In re Beroth Oil Co.
Decision Date | 11 April 2014 |
Docket Number | No. 390PA11–2.,390PA11–2. |
Citation | 757 S.E.2d 466 |
Court | North Carolina Supreme Court |
Parties | BEROTH OIL COMPANY, Paula and Kenneth Smith, Barbara Clapp, Pamela Moore Crockett, W.R. Moore, N & G Properties, Inc., and Elton V. Koonce v. NORTH CAROLINA DEPARTMENT OF TRANSPORTATION. |
OPINION TEXT STARTS HERE
On discretionary review pursuant to N.C.G.S. § 7A–31 of a unanimous decision of the Court of Appeals, ––– N.C.App. ––––, 725 S.E.2d 651 (2012), affirming an order denying plaintiffs' motion for class certification entered on 20 May 2011 by Judge Lindsay R. Davis, Jr. in Superior Court, Forsyth County. Heard in the Supreme Court on 3 September 2013.

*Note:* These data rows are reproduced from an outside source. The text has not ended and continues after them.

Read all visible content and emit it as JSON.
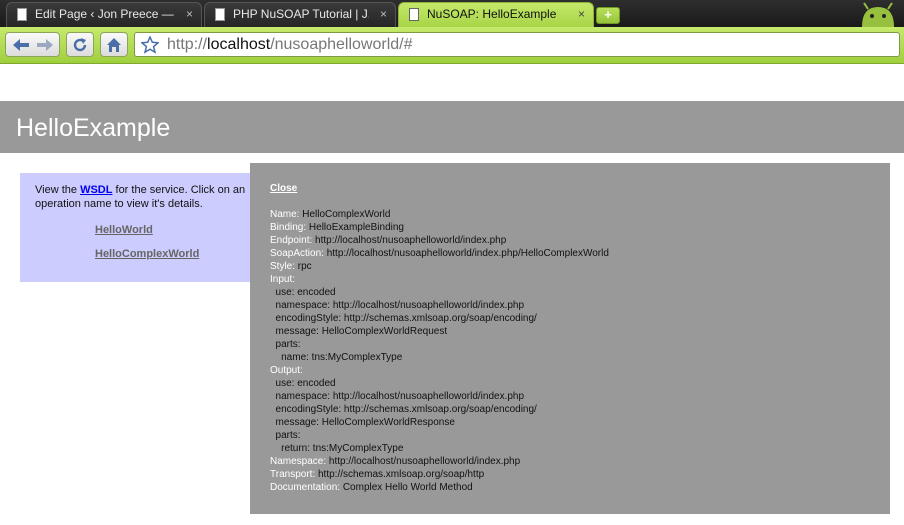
{
  "browser": {
    "tabs": [
      {
        "title": "Edit Page ‹ Jon Preece — ...",
        "active": false
      },
      {
        "title": "PHP NuSOAP Tutorial | J...",
        "active": false
      },
      {
        "title": "NuSOAP: HelloExample",
        "active": true
      }
    ],
    "new_tab_label": "+",
    "close_glyph": "×",
    "url_scheme": "http://",
    "url_host": "localhost",
    "url_path": "/nusoaphelloworld/#",
    "icons": [
      "back-arrow-icon",
      "forward-arrow-icon",
      "reload-icon",
      "home-icon",
      "bookmark-star-icon",
      "page-icon",
      "android-icon"
    ],
    "colors": {
      "toolbar": "#b3de55",
      "tabstrip": "#222222"
    }
  },
  "page": {
    "title": "HelloExample",
    "intro_before": "View the ",
    "wsdl_link": "WSDL",
    "intro_after": " for the service. Click on an operation name to view it's details.",
    "operations": [
      "HelloWorld",
      "HelloComplexWorld"
    ]
  },
  "popup": {
    "close_label": "Close",
    "rows": [
      {
        "key": "Name:",
        "value": " HelloComplexWorld"
      },
      {
        "key": "Binding:",
        "value": " HelloExampleBinding"
      },
      {
        "key": "Endpoint:",
        "value": " http://localhost/nusoaphelloworld/index.php"
      },
      {
        "key": "SoapAction:",
        "value": " http://localhost/nusoaphelloworld/index.php/HelloComplexWorld"
      },
      {
        "key": "Style:",
        "value": " rpc"
      },
      {
        "key": "Input:",
        "value": ""
      },
      {
        "key": "",
        "value": "  use: encoded"
      },
      {
        "key": "",
        "value": "  namespace: http://localhost/nusoaphelloworld/index.php"
      },
      {
        "key": "",
        "value": "  encodingStyle: http://schemas.xmlsoap.org/soap/encoding/"
      },
      {
        "key": "",
        "value": "  message: HelloComplexWorldRequest"
      },
      {
        "key": "",
        "value": "  parts:"
      },
      {
        "key": "",
        "value": "    name: tns:MyComplexType"
      },
      {
        "key": "Output:",
        "value": ""
      },
      {
        "key": "",
        "value": "  use: encoded"
      },
      {
        "key": "",
        "value": "  namespace: http://localhost/nusoaphelloworld/index.php"
      },
      {
        "key": "",
        "value": "  encodingStyle: http://schemas.xmlsoap.org/soap/encoding/"
      },
      {
        "key": "",
        "value": "  message: HelloComplexWorldResponse"
      },
      {
        "key": "",
        "value": "  parts:"
      },
      {
        "key": "",
        "value": "    return: tns:MyComplexType"
      },
      {
        "key": "Namespace:",
        "value": " http://localhost/nusoaphelloworld/index.php"
      },
      {
        "key": "Transport:",
        "value": " http://schemas.xmlsoap.org/soap/http"
      },
      {
        "key": "Documentation:",
        "value": " Complex Hello World Method"
      }
    ]
  }
}
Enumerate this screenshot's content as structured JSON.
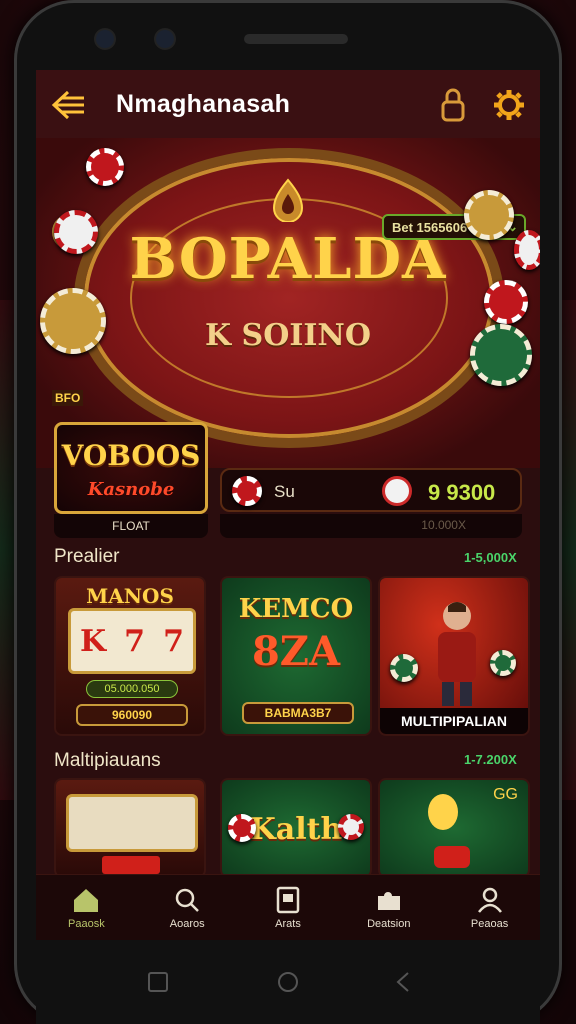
{
  "header": {
    "title": "Nmaghanasah",
    "back_icon": "back-arrow-icon",
    "right_icons": [
      "lock-icon",
      "gear-icon"
    ]
  },
  "hero": {
    "title": "BOPALDA",
    "subtitle": "K SOIINO",
    "balance": "Bet 1565606",
    "plus_label": "+"
  },
  "promo": {
    "label": "BFO",
    "line1": "VOBOOS",
    "line2": "Kasnobe",
    "footer": "FLOAT"
  },
  "wallet": {
    "label": "Su",
    "amount": "9 9300",
    "footer": "10.000X"
  },
  "sections": [
    {
      "title": "Prealier",
      "tag": "1-5,000X",
      "tiles": [
        {
          "name": "MANOS",
          "reels": [
            "K",
            "7",
            "7"
          ],
          "badge": "05.000.050",
          "button": "960090"
        },
        {
          "name": "KEMCO",
          "name2": "8ZA",
          "button": "BABMA3B7"
        },
        {
          "name": "",
          "caption": "MULTIPIPALIAN"
        }
      ]
    },
    {
      "title": "Maltipiauans",
      "tag": "1-7.200X",
      "tiles": [
        {
          "name": ""
        },
        {
          "name": "Kalth"
        },
        {
          "name": "GG"
        }
      ]
    }
  ],
  "bottom_nav": [
    {
      "label": "Paaosk",
      "icon": "home-icon",
      "active": true
    },
    {
      "label": "Aoaros",
      "icon": "search-icon",
      "active": false
    },
    {
      "label": "Arats",
      "icon": "card-icon",
      "active": false
    },
    {
      "label": "Deatsion",
      "icon": "puzzle-icon",
      "active": false
    },
    {
      "label": "Peaoas",
      "icon": "profile-icon",
      "active": false
    }
  ],
  "colors": {
    "accent": "#ffd34a",
    "header_bg": "#3a1012",
    "screen_bg": "#2b0d0e",
    "active_nav": "#b8c46a"
  }
}
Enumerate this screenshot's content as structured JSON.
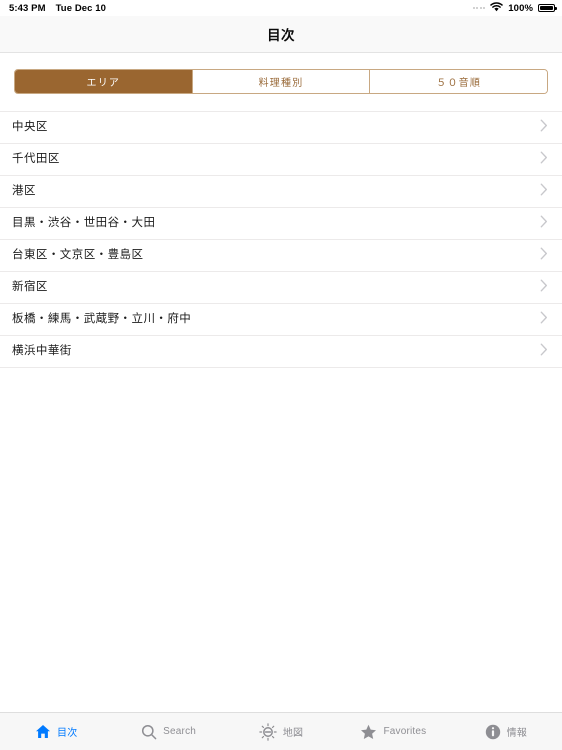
{
  "status_bar": {
    "time": "5:43 PM",
    "date": "Tue Dec 10",
    "wifi_icon": "wifi-icon",
    "battery_percent": "100%",
    "battery_icon": "battery-full-icon",
    "dots_icon": "signal-dots-icon"
  },
  "nav": {
    "title": "目次"
  },
  "segmented_control": {
    "selected_index": 0,
    "active_bg": "#9a6630",
    "inactive_text": "#9a6b3a",
    "border": "#c8a882",
    "segments": [
      {
        "label": "エリア"
      },
      {
        "label": "料理種別"
      },
      {
        "label": "５０音順"
      }
    ]
  },
  "list": {
    "disclosure_icon": "chevron-right-icon",
    "rows": [
      {
        "label": "中央区"
      },
      {
        "label": "千代田区"
      },
      {
        "label": "港区"
      },
      {
        "label": "目黒・渋谷・世田谷・大田"
      },
      {
        "label": "台東区・文京区・豊島区"
      },
      {
        "label": "新宿区"
      },
      {
        "label": "板橋・練馬・武蔵野・立川・府中"
      },
      {
        "label": "横浜中華街"
      }
    ]
  },
  "tabbar": {
    "selected_index": 0,
    "active_color": "#007aff",
    "inactive_color": "#8e8e93",
    "tabs": [
      {
        "label": "目次",
        "icon": "home-icon"
      },
      {
        "label": "Search",
        "icon": "search-icon"
      },
      {
        "label": "地図",
        "icon": "compass-icon"
      },
      {
        "label": "Favorites",
        "icon": "star-icon"
      },
      {
        "label": "情報",
        "icon": "info-icon"
      }
    ]
  }
}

Hendrick Bryant Nerhood & Otis, LLP, Winston–Salem, by Matthew H. Bryant, Timothy Nerhood, T. Paul Hendrick, and Kenneth C. Otis III, for plaintiff-appellants.
Roy Cooper, Attorney General, by Dahr Joseph Tanoury, Special Deputy Attorney General, and John F. Oates, Jr., Assistant Attorney General, for defendant-appellee North Carolina Department of Transportation.
In this appeal we consider whether the Court of Appeals erred by affirming the trial court's order denying plaintiffs' motion for class certification. We hold that analyzing the substantive merits of plaintiffs' inverse condemnation claim is improper at the class certification stage and therefore, the trial court and the Court of Appeals erred in doing so. We also conclude that because of the unique nature of property, coupled with the large number of diverse tracts involved in this litigation, individual issues would predominate over common issues of law and fact in a trial on the merits. Accordingly, we affirm in part, vacate in part, and reverse in part the opinion of the Court of Appeals for the reasons stated below.
Pursuant to the Transportation Corridor Official Map Act (“the Map Act”), the North Carolina Department of Transportation (“NCDOT”) recorded corridor maps with the Forsyth County Register of Deeds on 6 October 1997 and 26 November 2008 identifying transportation corridors for the construction of a highway project known as the Northern Beltway. SeeN.C.G.S. §§ 136–44.50 to –44.54 (2011). Approximately 2,387 parcels of land are listed as located within the Northern Beltway. Plaintiffs are owners of some of these properties. After the filing of a corridor map, the Map Act prohibits issuance of a building permit or approval of any subdivision plat for any property located within the transportation corridor. Id. § 136–44.51(a). However, owners of affected properties are not without recourse because these restrictions can be lifted three years after the submission of an application for a building permit or subdivision plat approval if, inter alia, efforts to acquire the property have not been initiated. Id. § 136–44.51(b). The Map Act also allows the granting of a variance exemptinga landowner from these restrictions upon a showing that “no reasonable return may be earned from the land” and the restrictions “result in practical difficulties or unnecessary hardships.” Id. § 136–44.52. Finally—through what is referred to as the “Hardship Program”—the Map Act allows for “advanced acquisition of specific parcels of property when that acquisition is determined ... to be in the best public interest to protect the transportation corridor from development or when the [corridor map] creates an undue hardship on the affected property owner.” Id. § 136–44.53(a).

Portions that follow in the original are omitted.